What is the origin of the expression bug when used to refer to software? Wikipedia says it's from 1843 in Ada Byron's notes on the analytical engine. Another source I found was on dictionary.com:

The latter observation may explain a common folk etymology of the term; that it came from telephone company usage, in which "bugs in a telephone cable" were blamed for noisy lines. Though this derivation seems to be mistaken, it may well be a distorted memory of a joke first current among telegraph operators more than a century ago!

It seems to me that nobody really knows and that it's just a reference that came into being maybe through another domain than software and eventually creeped into it when computers and software were born. I've always thought that it might have been because an actual bug (insect) went into a mechanical calculator and got jammed somewhere which messed the process.


Solution 1:

The story I've always heard was that Adm. Grace Hopper coined the term "debugging" when a moth was removed from the computer she was working on. Here's a link to Adm.

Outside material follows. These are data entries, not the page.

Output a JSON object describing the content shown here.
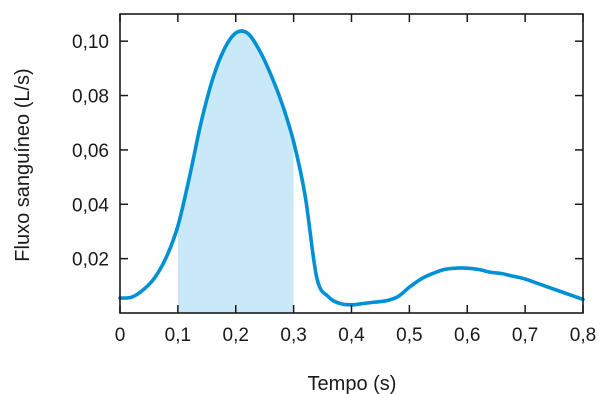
{
  "chart_data": {
    "type": "line",
    "title": "",
    "xlabel": "Tempo (s)",
    "ylabel": "Fluxo sanguíneo (L/s)",
    "xlim": [
      0,
      0.8
    ],
    "ylim": [
      0,
      0.11
    ],
    "grid": false,
    "legend": "none",
    "x_ticks": [
      0,
      0.1,
      0.2,
      0.3,
      0.4,
      0.5,
      0.6,
      0.7,
      0.8
    ],
    "x_tick_labels": [
      "0",
      "0,1",
      "0,2",
      "0,3",
      "0,4",
      "0,5",
      "0,6",
      "0,7",
      "0,8"
    ],
    "y_ticks": [
      0.02,
      0.04,
      0.06,
      0.08,
      0.1
    ],
    "y_tick_labels": [
      "0,02",
      "0,04",
      "0,06",
      "0,08",
      "0,10"
    ],
    "line_color": "#0091d5",
    "fill_color": "#c9e9f8",
    "shaded_range": [
      0.1,
      0.3
    ],
    "series": [
      {
        "x": [
          0,
          0.02,
          0.04,
          0.06,
          0.08,
          0.1,
          0.12,
          0.14,
          0.16,
          0.18,
          0.2,
          0.22,
          0.24,
          0.26,
          0.28,
          0.3,
          0.32,
          0.34,
          0.36,
          0.38,
          0.4,
          0.42,
          0.44,
          0.46,
          0.48,
          0.5,
          0.52,
          0.54,
          0.56,
          0.58,
          0.6,
          0.62,
          0.64,
          0.66,
          0.68,
          0.7,
          0.72,
          0.74,
          0.76,
          0.78,
          0.8
        ],
        "y": [
          0.0055,
          0.0058,
          0.0085,
          0.013,
          0.0205,
          0.032,
          0.05,
          0.07,
          0.086,
          0.097,
          0.103,
          0.103,
          0.097,
          0.088,
          0.077,
          0.063,
          0.043,
          0.013,
          0.006,
          0.0035,
          0.003,
          0.0035,
          0.004,
          0.0045,
          0.006,
          0.0095,
          0.0125,
          0.0145,
          0.016,
          0.0165,
          0.0165,
          0.016,
          0.015,
          0.0145,
          0.0135,
          0.0125,
          0.011,
          0.0095,
          0.008,
          0.0065,
          0.005
        ]
      }
    ]
  }
}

Hopper's bio, including a picture of the notebook page in which the first bug was immortalized:

picture of first computer bug

http://usnhistory.navylive.dodlive.mil/2014/12/09/grace-hopper-navy-to-the-core-a-pirate-at-heart/

Update: Wikipedia shows the same picture, and says that "bug" and "debug" were in use before the "first actual computer bug." Wikipedia's version of the etymology of "bug" says that the term had been in use in engineering for decades before the taping of the moth, and that the moth was taped into the notebook because those who found it knew the term's meaning in engineering. That seems to make more sense -- taping an actual moth into the log book would have been more gross than funny had the term "bug" not already been familiar to those in the group. In my own experience, Adm. Hopper's name has been associated with "bug" every time I've heard or read this story, probably because she often told the story herself. So, while she apparently did not coin the term, I think she deserves significant credit for cementing "bug" in the programmer's daily lexicon.

Solution 2:

Use of bug in the general sense of a disruptive person is in Shakespeare Henry VI, part III - Act V, Scene II: King Edward:
“So, lie thou there. Die thou; and die our fear; For Warwick was a bug that fear'd us all.”

Samuel Johnson's dictionary defines bug as “A frightful object; a walking spectre” from ‘bugbear’, a Welsh term for a mythological monster

The earliest use in the software sense seems to be Edison:

... Edison in the year 1889: In that year, the Pall Mall Gazette reported that "Mr. Edison...had been up the two previous nights discovering a 'bug' in his phonograph—an expression for solving a difficulty, and implying that some imaginary insect has secreted itself inside and is causing all the trouble."